The Pointe aux Canons Battery (Batterie de la Pointe aux Canons) was a historic fort located on the island of Saint Pierre in the French territorial collectivity of Saint Pierre and Miquelon. It was built by the French to defend the islands from the British attacks in the late 17th century. It was destroyed by the British in 1702 CE, and was rebuilt later by the French in 1792. In the 19th century, a modern battery was established at the site as a precautionary measure during the Crimean War, but was never used in battle.

== History ==
French settlement in Saint Pierre began in 1670, with a small chapel built in 1689 and a military post was added in 1690. The military outpost at Saint Pierre, was developed into a fortified battery to defend the harbour against British raids during the reign of King William III (1689–1697) and Queen Anne (1702–1712) later. During the period, there were at least five British attacks on the islands and the six-gun battery was attacked and destroyed by the British in 1702 CE. While the fort was rebuilt, the French abandoned the settlement in 1708.

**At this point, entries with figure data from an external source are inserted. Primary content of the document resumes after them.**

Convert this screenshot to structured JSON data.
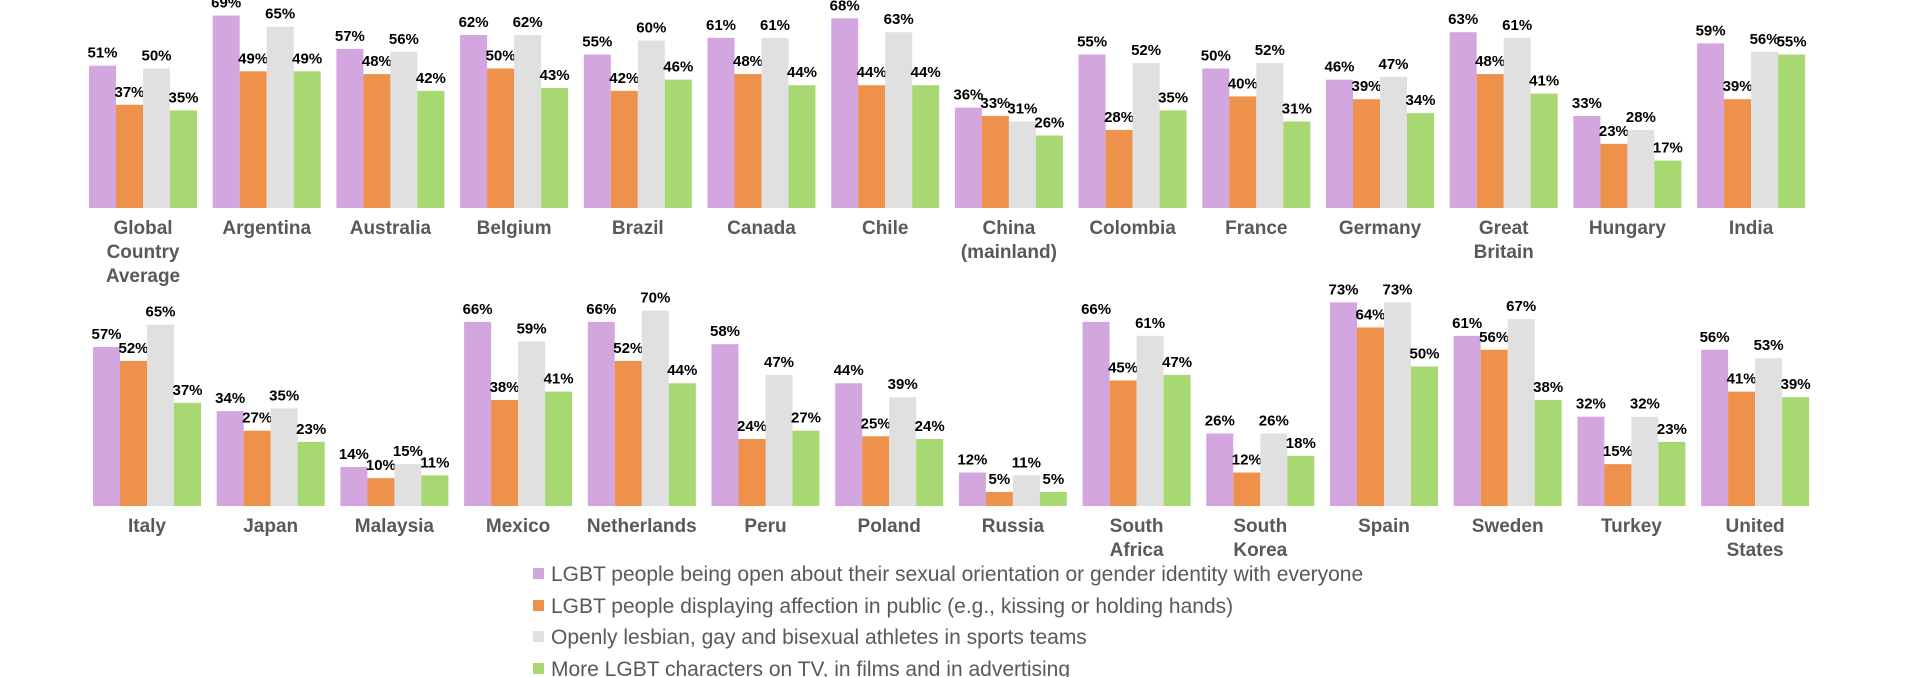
{
  "colors": [
    "#D3A6DF",
    "#EE914A",
    "#E0E0E0",
    "#A8D872"
  ],
  "chart_data": {
    "type": "bar",
    "title": "",
    "xlabel": "",
    "ylabel": "",
    "ylim": [
      0,
      75
    ],
    "grid": false,
    "legend_position": "bottom",
    "series_names": [
      "LGBT people being open about their sexual orientation or gender identity with everyone",
      "LGBT people displaying affection in public (e.g., kissing or holding hands)",
      "Openly lesbian, gay and bisexual athletes in sports teams",
      "More LGBT characters on TV, in films and in advertising"
    ],
    "panels": [
      {
        "categories": [
          "Global\nCountry\nAverage",
          "Argentina",
          "Australia",
          "Belgium",
          "Brazil",
          "Canada",
          "Chile",
          "China\n(mainland)",
          "Colombia",
          "France",
          "Germany",
          "Great\nBritain",
          "Hungary",
          "India"
        ],
        "values": [
          [
            51,
            37,
            50,
            35
          ],
          [
            69,
            49,
            65,
            49
          ],
          [
            57,
            48,
            56,
            42
          ],
          [
            62,
            50,
            62,
            43
          ],
          [
            55,
            42,
            60,
            46
          ],
          [
            61,
            48,
            61,
            44
          ],
          [
            68,
            44,
            63,
            44
          ],
          [
            36,
            33,
            31,
            26
          ],
          [
            55,
            28,
            52,
            35
          ],
          [
            50,
            40,
            52,
            31
          ],
          [
            46,
            39,
            47,
            34
          ],
          [
            63,
            48,
            61,
            41
          ],
          [
            33,
            23,
            28,
            17
          ],
          [
            59,
            39,
            56,
            55
          ]
        ]
      },
      {
        "categories": [
          "Italy",
          "Japan",
          "Malaysia",
          "Mexico",
          "Netherlands",
          "Peru",
          "Poland",
          "Russia",
          "South\nAfrica",
          "South\nKorea",
          "Spain",
          "Sweden",
          "Turkey",
          "United\nStates"
        ],
        "values": [
          [
            57,
            52,
            65,
            37
          ],
          [
            34,
            27,
            35,
            23
          ],
          [
            14,
            10,
            15,
            11
          ],
          [
            66,
            38,
            59,
            41
          ],
          [
            66,
            52,
            70,
            44
          ],
          [
            58,
            24,
            47,
            27
          ],
          [
            44,
            25,
            39,
            24
          ],
          [
            12,
            5,
            11,
            5
          ],
          [
            66,
            45,
            61,
            47
          ],
          [
            26,
            12,
            26,
            18
          ],
          [
            73,
            64,
            73,
            50
          ],
          [
            61,
            56,
            67,
            38
          ],
          [
            32,
            15,
            32,
            23
          ],
          [
            56,
            41,
            53,
            39
          ]
        ]
      }
    ]
  }
}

The Treaty of Utrecht of 1713 brought the Anglo-French wars to an end, with France ceding possession of Saint Pierre and Miquelon to Britain. While the British took formal possession of the island in 1714, and there is no information on the fort during the British occupation. The islands were subsequently returned to France by the Treaty of Paris in 1763 after the end of the Seven Years' War. The French planned to upgrade the defence for the harbour in 1784, but never carried it out. The fort was redeveloped by the French in 1792, and in May 1793, during the War of the First Coalition, a British force under Captain William Affleck captured the French garrison.

In the 19th century, a modern battery was established at the site as a precautionary measure during the Crimean War (1853–1856), replacing the older fort that had previously occupied the site.

== Location and display ==
The fort is situated near the Pointe aux Canons Lighthouse in the island. The site has four guns on iron carriages put on display to the public, while a 19th-century cannon is displayed next to the lighthouse. The cannons have never been used in active defence, and they are fired only to mark special events.